Creating flawless images with machine learning is growing in popularity, making it increasingly difficult to tell original images apart from machine-generated ones. False images, sometimes known as deepfakes (in which a person in an existing image or video is replaced with someone else’s likeness, for example) can be created with AI technology, and have gained notoriety for their use in spoofing news, creating satire and generally misleading people on whether an image is authentic or not. To help curb misinformation in this field, Adobe leads the Content Authenticity Initiative (CAI), which is a community of more than 350 media and tech companies, NGOs, academics, and others working to promote adoption of an open industry standard for content authenticity and provenance (record of ownership).
Storage and management
With the proliferation of smartphones, the number of photos we take increases daily, and it becomes increasingly difficult to organize them and find each one when we need them. It’s a challenge to sort through thousands of images no matter where you store them.
Adobe Lightroom users can catalogue all their photos and add keyword tags to find those images again. The machine learning model eliminates this tedious process by identifying saved images based on their distinct features. So you could type in a keyword like ‘wedding’ in the search bar and Lightroom will find all pictures of a wedding, or when making a composite with a blue background, type in ‘blue’ and it will find all the images that are predominantly blue in color.
AI, ML and creativity
AI has made it possible to enhance and manipulate images.
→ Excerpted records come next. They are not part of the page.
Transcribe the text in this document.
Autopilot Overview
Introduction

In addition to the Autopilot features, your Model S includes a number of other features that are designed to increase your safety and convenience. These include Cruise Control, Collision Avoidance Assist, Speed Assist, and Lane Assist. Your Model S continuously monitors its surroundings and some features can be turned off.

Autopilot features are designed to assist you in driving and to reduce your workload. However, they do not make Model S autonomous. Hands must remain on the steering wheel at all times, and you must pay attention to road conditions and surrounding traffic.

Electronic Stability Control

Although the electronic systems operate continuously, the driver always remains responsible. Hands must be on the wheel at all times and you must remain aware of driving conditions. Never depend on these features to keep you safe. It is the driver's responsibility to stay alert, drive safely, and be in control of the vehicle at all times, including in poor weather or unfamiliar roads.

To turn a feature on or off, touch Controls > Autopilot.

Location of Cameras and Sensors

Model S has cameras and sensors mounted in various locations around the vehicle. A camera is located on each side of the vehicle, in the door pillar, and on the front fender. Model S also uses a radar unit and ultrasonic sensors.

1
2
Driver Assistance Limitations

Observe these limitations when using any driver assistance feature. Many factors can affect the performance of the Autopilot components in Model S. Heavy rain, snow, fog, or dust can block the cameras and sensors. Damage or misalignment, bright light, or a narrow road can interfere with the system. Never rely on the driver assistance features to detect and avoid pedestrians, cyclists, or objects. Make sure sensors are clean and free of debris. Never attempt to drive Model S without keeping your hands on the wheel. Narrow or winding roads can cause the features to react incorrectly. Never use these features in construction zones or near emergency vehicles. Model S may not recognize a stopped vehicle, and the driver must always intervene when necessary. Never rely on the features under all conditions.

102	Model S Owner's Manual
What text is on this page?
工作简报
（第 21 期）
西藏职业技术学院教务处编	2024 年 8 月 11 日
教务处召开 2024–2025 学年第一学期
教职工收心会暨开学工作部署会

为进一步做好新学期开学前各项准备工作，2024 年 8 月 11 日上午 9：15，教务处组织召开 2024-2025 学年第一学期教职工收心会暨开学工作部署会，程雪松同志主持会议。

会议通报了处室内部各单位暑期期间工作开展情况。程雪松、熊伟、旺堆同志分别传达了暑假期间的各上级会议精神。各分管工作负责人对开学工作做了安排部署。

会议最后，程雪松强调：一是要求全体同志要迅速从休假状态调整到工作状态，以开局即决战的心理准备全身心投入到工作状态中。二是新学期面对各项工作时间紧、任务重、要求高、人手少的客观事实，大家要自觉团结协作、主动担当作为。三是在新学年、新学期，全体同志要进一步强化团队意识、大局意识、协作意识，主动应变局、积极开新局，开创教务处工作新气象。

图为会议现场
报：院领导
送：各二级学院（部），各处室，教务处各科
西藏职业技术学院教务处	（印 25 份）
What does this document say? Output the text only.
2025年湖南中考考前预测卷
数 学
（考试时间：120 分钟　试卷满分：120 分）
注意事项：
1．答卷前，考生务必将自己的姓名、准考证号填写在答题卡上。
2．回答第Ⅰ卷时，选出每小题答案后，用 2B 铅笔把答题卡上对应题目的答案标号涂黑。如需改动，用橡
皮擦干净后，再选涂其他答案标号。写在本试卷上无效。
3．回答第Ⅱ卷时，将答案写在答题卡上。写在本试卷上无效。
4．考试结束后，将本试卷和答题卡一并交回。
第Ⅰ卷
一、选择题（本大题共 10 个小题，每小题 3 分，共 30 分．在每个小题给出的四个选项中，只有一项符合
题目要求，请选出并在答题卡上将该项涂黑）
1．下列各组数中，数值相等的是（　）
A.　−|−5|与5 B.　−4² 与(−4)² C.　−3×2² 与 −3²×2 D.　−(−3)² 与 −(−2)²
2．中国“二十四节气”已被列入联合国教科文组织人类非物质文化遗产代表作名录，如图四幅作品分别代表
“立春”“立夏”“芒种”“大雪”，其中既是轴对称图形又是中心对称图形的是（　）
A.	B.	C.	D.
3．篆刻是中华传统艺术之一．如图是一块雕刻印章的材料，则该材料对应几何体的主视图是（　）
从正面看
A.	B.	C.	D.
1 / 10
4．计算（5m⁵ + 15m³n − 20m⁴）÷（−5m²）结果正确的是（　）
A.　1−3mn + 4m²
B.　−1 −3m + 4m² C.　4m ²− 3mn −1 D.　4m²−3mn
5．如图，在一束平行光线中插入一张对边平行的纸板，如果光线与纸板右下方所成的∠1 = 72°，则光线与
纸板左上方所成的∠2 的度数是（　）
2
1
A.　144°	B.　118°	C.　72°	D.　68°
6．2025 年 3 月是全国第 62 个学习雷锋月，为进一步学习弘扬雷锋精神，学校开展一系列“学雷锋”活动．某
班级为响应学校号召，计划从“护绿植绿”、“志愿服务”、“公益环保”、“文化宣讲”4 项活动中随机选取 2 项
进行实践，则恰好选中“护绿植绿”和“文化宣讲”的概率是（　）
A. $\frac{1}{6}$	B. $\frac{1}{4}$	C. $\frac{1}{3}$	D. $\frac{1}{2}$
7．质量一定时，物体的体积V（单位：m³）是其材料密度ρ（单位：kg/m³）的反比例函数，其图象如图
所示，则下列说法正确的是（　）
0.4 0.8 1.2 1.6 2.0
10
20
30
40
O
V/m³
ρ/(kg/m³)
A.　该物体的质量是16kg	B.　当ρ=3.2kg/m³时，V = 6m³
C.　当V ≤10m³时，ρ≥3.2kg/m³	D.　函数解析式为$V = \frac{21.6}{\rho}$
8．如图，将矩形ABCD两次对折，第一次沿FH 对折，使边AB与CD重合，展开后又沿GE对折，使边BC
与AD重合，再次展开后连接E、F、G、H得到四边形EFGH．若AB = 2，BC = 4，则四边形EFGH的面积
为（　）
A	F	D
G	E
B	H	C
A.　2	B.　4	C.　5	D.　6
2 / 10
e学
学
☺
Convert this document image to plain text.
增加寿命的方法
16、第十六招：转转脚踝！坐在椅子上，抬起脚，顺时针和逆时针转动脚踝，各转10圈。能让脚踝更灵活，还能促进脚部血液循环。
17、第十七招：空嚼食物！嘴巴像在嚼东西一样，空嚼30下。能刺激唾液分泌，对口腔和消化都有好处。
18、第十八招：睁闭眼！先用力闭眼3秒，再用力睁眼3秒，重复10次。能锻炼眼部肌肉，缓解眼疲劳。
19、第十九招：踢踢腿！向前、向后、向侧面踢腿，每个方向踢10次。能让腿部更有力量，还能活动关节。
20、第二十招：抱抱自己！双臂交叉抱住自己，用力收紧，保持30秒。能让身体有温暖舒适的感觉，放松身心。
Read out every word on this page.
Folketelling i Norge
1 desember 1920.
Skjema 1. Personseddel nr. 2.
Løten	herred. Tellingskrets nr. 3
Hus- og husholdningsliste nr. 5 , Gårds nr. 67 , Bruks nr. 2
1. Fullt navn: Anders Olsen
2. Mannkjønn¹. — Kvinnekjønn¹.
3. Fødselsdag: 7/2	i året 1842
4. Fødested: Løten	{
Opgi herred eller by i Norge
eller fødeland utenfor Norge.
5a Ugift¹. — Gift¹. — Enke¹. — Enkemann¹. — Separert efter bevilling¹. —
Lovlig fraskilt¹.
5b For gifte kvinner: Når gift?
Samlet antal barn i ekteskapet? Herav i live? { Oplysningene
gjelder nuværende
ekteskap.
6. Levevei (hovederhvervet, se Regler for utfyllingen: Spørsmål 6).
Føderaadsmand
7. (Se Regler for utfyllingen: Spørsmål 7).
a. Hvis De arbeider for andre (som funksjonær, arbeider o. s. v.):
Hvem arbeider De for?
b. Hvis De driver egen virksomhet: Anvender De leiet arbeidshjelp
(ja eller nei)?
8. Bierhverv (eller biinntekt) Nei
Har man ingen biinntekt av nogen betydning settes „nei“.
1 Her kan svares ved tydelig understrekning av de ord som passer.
It gives photographers and creators the ability to make more intelligent object selections and find images automatically based on what is in the photo itself rather than time-consuming searches. Machine learning can look at a photograph and decide how to best optimize it. The marriage of artificial intelligence and photography is constantly evolving and advancing and can help you hone your craft to create images, collages, media and other artwork you never imagined before.